The latest reduction in Shell's proved reserves unveiled yesterday by Jeroen van der Veer, the chairman, is expected to bring further pressure for a downgrade in the company's credit rating by the leading credit rating agencies, writes Charles Batchelor. Standard & Poor's, the largest of the big three, said the latest revision to Shell's reserves justified its decision to put the company on negative credit watch at the time of the first revision on January 9. Fitch revised its long-term outlook for the oil group last Friday from "stable" to "negative". Moody's Investors Service put the company on review for a downgrade on January 9. Shell is on the top rating from all three agencies. A downgrade would be expected to increase the company's cost of borrowing. "Although the recategorisation announced today is relatively minor compared with that of January 9 in terms of its potential impact on Shell's credit quality, in S&P's view it justifies the decision not to resolve the credit watch before obtaining definitive results from Shell's review of its proved reserves and full accounts for 2003," said Olivier Beroud, an S&P credit analyst.

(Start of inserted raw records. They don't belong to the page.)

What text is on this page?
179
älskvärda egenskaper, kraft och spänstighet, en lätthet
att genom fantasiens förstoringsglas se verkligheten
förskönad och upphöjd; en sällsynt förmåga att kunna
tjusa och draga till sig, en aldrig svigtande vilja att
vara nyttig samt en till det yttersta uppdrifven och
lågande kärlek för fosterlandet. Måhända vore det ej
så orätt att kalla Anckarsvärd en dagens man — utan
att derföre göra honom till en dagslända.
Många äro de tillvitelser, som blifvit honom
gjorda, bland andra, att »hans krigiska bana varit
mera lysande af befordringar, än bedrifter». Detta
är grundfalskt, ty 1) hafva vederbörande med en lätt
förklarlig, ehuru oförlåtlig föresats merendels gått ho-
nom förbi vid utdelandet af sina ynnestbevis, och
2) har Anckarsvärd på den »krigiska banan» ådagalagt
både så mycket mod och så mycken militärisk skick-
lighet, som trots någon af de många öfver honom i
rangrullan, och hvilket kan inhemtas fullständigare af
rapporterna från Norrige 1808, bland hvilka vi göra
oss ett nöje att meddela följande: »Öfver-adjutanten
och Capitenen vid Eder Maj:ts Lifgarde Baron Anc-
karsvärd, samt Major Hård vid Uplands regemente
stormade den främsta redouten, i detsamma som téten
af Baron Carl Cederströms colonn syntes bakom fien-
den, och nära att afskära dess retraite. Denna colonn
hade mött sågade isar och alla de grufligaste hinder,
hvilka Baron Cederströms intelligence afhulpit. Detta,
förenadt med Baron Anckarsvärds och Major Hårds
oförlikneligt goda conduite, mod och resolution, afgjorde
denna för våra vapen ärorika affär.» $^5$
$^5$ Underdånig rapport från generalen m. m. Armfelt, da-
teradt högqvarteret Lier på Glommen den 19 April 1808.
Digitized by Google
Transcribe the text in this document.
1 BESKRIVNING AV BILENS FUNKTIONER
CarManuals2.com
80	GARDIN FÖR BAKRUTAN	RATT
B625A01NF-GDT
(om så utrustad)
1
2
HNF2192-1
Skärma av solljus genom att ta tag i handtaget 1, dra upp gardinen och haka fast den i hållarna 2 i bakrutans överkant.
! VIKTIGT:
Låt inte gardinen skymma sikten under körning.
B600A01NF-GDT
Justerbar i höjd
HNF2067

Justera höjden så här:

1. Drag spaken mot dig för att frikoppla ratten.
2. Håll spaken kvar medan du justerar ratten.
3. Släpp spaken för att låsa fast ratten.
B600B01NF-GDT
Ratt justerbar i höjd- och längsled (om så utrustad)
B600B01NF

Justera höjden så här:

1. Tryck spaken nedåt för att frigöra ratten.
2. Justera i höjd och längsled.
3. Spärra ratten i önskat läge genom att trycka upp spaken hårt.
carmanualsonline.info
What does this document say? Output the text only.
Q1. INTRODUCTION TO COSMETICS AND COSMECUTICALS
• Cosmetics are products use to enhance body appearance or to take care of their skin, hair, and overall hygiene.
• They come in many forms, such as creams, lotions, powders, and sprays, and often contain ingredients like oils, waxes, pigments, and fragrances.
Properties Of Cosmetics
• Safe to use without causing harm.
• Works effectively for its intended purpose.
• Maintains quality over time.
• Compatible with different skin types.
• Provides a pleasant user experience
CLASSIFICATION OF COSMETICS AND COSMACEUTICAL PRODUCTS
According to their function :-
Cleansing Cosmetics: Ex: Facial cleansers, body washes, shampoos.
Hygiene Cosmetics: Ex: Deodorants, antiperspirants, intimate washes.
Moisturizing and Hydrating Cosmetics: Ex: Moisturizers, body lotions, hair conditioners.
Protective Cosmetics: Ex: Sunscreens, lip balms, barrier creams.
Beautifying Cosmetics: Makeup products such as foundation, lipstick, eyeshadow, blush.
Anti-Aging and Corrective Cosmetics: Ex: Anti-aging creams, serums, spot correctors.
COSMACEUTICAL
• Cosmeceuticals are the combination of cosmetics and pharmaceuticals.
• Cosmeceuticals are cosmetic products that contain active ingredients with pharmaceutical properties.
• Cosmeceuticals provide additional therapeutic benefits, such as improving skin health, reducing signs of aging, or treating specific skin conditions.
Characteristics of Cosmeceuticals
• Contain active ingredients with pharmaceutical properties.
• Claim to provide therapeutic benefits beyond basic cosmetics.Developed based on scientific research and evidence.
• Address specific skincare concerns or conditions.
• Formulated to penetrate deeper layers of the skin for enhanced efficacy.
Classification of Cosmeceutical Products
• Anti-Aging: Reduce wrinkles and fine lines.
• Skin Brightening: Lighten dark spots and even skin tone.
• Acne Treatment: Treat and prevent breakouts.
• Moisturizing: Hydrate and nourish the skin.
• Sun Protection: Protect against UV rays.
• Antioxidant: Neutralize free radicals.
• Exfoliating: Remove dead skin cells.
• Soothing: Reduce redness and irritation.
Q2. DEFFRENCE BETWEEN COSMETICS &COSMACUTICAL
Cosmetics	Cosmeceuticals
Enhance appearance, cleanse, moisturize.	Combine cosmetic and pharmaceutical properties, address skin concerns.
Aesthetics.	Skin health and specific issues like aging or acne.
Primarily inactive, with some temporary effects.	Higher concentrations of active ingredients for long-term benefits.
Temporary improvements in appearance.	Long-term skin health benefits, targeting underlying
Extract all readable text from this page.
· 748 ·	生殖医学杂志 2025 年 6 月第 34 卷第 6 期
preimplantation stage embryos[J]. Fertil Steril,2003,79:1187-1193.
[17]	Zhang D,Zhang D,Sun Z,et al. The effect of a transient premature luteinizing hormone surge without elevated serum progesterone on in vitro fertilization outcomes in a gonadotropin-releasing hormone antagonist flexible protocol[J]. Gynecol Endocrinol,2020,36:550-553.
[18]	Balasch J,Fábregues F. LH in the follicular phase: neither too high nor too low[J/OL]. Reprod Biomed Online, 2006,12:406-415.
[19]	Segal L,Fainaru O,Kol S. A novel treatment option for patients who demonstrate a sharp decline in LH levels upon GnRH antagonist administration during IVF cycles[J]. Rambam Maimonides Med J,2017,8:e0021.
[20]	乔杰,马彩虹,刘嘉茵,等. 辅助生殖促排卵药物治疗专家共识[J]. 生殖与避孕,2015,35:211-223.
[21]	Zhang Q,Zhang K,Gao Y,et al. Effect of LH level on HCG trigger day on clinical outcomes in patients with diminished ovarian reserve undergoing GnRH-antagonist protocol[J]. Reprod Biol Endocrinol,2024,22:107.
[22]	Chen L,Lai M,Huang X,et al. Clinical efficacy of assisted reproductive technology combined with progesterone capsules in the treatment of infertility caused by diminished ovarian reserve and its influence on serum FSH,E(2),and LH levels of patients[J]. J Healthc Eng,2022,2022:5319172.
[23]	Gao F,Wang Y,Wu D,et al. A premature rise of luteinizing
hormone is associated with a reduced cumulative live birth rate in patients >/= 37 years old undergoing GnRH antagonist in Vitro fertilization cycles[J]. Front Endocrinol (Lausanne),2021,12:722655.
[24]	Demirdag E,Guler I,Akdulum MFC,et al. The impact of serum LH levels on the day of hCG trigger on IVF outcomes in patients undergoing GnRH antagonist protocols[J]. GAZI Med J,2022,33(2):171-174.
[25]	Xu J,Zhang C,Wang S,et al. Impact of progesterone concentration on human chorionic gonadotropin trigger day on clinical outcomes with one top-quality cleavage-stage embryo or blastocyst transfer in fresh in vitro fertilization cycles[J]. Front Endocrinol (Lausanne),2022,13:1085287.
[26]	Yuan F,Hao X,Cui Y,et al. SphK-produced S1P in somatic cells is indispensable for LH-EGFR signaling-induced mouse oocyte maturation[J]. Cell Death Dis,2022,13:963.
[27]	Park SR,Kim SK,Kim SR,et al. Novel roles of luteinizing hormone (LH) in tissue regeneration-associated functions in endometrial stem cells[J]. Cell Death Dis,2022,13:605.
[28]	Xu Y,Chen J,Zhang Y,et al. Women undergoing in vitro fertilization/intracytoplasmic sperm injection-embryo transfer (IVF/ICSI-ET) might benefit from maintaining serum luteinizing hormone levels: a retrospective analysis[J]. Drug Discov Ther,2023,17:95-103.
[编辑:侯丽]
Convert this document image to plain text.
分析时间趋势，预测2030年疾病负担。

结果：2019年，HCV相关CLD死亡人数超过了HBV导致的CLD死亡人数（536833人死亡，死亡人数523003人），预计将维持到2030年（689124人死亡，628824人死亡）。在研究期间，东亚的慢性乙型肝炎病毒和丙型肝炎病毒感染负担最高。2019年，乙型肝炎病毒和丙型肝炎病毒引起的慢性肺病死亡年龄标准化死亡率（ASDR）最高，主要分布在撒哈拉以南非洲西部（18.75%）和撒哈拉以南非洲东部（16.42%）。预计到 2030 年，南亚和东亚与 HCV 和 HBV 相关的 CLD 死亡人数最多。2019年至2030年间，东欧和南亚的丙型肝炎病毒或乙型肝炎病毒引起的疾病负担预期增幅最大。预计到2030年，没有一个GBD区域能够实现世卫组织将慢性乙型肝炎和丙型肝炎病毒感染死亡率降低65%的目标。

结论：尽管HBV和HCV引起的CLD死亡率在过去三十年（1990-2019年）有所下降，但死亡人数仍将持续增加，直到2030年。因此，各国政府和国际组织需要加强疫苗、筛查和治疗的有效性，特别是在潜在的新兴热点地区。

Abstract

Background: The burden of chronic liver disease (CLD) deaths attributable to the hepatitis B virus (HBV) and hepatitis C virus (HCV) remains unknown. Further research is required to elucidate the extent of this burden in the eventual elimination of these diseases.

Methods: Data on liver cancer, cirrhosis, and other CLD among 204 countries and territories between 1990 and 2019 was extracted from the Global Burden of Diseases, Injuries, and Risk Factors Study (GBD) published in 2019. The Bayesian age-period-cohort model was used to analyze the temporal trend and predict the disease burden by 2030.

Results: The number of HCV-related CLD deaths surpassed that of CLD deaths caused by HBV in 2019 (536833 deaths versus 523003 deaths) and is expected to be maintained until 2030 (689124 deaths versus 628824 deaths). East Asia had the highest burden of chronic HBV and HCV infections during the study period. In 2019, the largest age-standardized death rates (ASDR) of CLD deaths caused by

S&P will carry out an examination of Shell's procedures for proved-reserve booking and how these compare with its main competitors. It will also look at key areas of the company's operations and the specific projects that led to the recategorisation of its reserves. It will review the impact of the recategorisation on the company's capital spending needs. S&P said it would also focus on corporate governance issues. Fitch justified its decision to move to a negative outlook for Shell, saying this reflected the expectation that the company would incur additional costs of up to $6bn to replace the "missing" reserves by additional production or by acquisitions. It also reflected "the possibility of further managerial instability, financial penalties, findings supporting shareholder litigation and further adjustments to reserves".